Мартин Иден



– Но как же вы не боялись! И какое счастье, что вам удалось не заболеть этой ужасной болезнью!

– Вначале мне было порядком не по себе, – признался он. – Но потом я привык. К тому же мне очень было жаль эту несчастную девушку, и я стал забывать о своем страхе. Она была так хороша и душой и телом, болезнь еще едва‑едва коснулась ее. И она знала, что обречена никогда больше не видеть людей, вести жизнь первобытного дикаря и постепенно заживо разлагаться. Вы даже вообразить не можете, до чего ужасна проказа.

– Бедная девушка! – прошептала Руфь. – Все‑таки странно, что она вас так отпустила.

– Почему странно? – спросил Мартин, не понимая замечания Руфи.

– Да потому что она, наверно, любила вас, – продолжала Руфь так же тихо. – Ну скажите прямо: любила?

Загар давно сошел с лица Мартина благодаря постоянной работе и затворнической жизни, а в последнее время, от голода и болезни, он очень побледнел; теперь сквозь эту бледность стал медленно проступать румянец. Он открыл рот и хотел заговорить, но Руфь перебила его:

– О, не отвечайте, пожалуйста! В этом нет необходимости! – воскликнула она смеясь.

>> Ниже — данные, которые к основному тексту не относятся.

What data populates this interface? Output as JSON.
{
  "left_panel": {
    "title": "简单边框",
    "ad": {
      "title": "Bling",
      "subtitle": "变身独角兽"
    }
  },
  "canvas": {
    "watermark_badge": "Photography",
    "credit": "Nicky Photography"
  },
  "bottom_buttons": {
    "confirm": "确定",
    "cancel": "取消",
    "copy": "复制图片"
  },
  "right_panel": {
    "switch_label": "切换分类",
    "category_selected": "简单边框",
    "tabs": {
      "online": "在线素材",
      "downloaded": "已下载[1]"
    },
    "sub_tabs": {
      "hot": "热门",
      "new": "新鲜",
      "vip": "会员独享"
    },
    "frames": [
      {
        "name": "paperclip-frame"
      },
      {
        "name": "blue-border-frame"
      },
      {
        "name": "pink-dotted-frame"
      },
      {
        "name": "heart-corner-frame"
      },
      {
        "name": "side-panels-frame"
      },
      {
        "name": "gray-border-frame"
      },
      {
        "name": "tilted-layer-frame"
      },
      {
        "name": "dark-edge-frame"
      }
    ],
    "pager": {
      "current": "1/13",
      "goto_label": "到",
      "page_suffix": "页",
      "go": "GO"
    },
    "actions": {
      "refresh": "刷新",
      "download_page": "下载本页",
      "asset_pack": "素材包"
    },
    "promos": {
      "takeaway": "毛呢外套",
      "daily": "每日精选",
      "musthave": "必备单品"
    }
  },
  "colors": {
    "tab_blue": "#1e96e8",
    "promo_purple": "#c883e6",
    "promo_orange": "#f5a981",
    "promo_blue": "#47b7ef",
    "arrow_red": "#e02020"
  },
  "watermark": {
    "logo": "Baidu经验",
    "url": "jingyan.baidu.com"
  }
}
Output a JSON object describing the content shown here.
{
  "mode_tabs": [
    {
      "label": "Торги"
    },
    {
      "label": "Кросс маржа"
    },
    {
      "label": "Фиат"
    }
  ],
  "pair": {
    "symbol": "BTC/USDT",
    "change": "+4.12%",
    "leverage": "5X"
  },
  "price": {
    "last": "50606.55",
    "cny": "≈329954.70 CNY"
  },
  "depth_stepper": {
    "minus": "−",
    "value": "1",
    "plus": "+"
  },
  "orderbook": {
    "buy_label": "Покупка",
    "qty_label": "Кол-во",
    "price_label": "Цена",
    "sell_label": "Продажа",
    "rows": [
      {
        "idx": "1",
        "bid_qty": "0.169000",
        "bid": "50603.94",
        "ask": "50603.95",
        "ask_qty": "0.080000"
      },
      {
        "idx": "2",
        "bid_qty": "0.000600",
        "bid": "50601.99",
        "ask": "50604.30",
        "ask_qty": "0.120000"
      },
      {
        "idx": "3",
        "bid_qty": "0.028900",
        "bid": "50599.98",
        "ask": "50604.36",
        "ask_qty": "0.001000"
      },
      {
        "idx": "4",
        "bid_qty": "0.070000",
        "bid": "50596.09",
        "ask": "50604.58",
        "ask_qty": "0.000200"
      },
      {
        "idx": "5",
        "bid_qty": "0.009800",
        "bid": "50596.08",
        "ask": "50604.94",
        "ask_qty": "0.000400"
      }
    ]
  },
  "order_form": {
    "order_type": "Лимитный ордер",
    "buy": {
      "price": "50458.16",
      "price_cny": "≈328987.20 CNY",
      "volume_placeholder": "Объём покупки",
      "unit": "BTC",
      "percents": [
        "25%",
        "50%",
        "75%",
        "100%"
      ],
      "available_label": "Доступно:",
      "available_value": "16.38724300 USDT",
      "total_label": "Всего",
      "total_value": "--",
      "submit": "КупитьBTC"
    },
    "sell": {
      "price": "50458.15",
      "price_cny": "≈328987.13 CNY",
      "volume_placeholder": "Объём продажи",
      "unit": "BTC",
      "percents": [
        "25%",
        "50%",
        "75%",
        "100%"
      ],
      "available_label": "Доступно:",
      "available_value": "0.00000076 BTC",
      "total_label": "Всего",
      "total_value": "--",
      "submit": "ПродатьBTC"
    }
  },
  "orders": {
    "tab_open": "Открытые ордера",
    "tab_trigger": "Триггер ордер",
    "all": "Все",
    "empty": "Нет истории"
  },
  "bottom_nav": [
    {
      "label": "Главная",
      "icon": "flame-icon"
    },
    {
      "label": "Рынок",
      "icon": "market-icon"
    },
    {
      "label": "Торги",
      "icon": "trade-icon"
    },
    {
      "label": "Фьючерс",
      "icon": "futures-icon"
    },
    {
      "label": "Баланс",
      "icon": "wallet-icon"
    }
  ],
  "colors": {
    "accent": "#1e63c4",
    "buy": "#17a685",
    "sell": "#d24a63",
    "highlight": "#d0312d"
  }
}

Но Мартину показалось, что в смехе ее прозвучали какие‑то металлические нотки, а глаза блеснули ледяным блеском. Мартину вспомнилась буря, которую однажды пришлось ему пережить в северной части Тихого океана. На мгновение перед его глазами возникло видение урагана, ночного урагана при ясном небе и полной луне; волны, вздымающиеся в холодном лунном свете, Вслед за тем он увидел девушку из колонии прокаженных и вспомнил, что она дала ему возможность бежать только потому, что любила его.

– Она была благородна, – сказал он просто, – она спасла мне жизнь.

Казалось, этим инцидент был исчерпан, но Мартин вдруг услышал подавленное рыдание и увидел, что Руфь, отвернувшись от него, глядит в окно. В следующий миг она уже снова взглянула Мартину в глаза, и на ее лице не было и следов промчавшейся бури.

– Я такая дурная, – жалобно сказала Руфь, – но я ничего не могу с собой поделать. Я так люблю вас, Мартин, так люблю. Может быть, и привыкну постепенно, но теперь я так ревную вас ко всем призракам прошлого. А ваше прошлое полно призраков!.. Да, да, иначе и быть не может, – быстро продолжала она, не давая ему возразить. – Ну, бедный Артур уже делает мне знаки. Ему надоело ждать. Прощайте, мой дорогой. Есть какой‑то порошок, который помогает отвыкнуть от курения, – сказала Руфь уже в дверях, – я вам его пришлю.

Руфь затворила за собой дверь и затем снова приоткрыла ее.

– Люблю, люблю, – шепнула она и только после этого ушла.

Мария почтительно проводила Руфь к экипажу, стараясь по дороге разглядеть все детали ее костюма. Мария никогда не видела такого покроя, и он ей казался необыкновенно красивым. Толпа разочарованных ребятишек смотрела вслед коляске, пока та не скрылась за поворотом. В следующий миг все внимание сосредоточилось на Марии, которая сразу стала самым важным лицом в квартале. Но кто‑то из ее собственных отпрысков испортил все дело, объявив, что знатные гости приезжали вовсе не к Марии, а к ее жильцу. После этого Мария вновь впала в ничтожество, зато Мартин стал замечать преувеличенное почтение к своей особе со стороны всех соседей В глазах Марии он возвысился на сто процентов, и если бы лавочник тоже видел эту чудесную коляску, он, несомненно, открыл бы Мартину кредит еще на три доллара и восемьдесят пять центов.

 

Глава 27

 

Солнце счастья взошло для Мартина. На другой же день после посещения Руфи он получил чек на три доллара от одного бульварного нью‑йоркского журнальчика в уплату за три триолета. Еще через два дня одна чикагская газета приняла его «Искателей сокровищ», обещая уплатить десять долларов по напечатании. Цена была невелика, но ведь это было его первое произведение – первая попытка выразить на бумаге волновавшие его мысли. Наконец и его приключенческая повесть для юношества была принята одним ежемесячным журналом под названием «Юность и зрелость». Правда, в повести была двадцать одна тысяча слов, а ему предложили за нее всего шестнадцать долларов, что составляло примерно семьдесят пять центов за тысячу слов, да и то по напечатании, – но ведь это была только вторая его литературная попытка, и Мартин сам теперь отлично видел, сколько в ней недостатков.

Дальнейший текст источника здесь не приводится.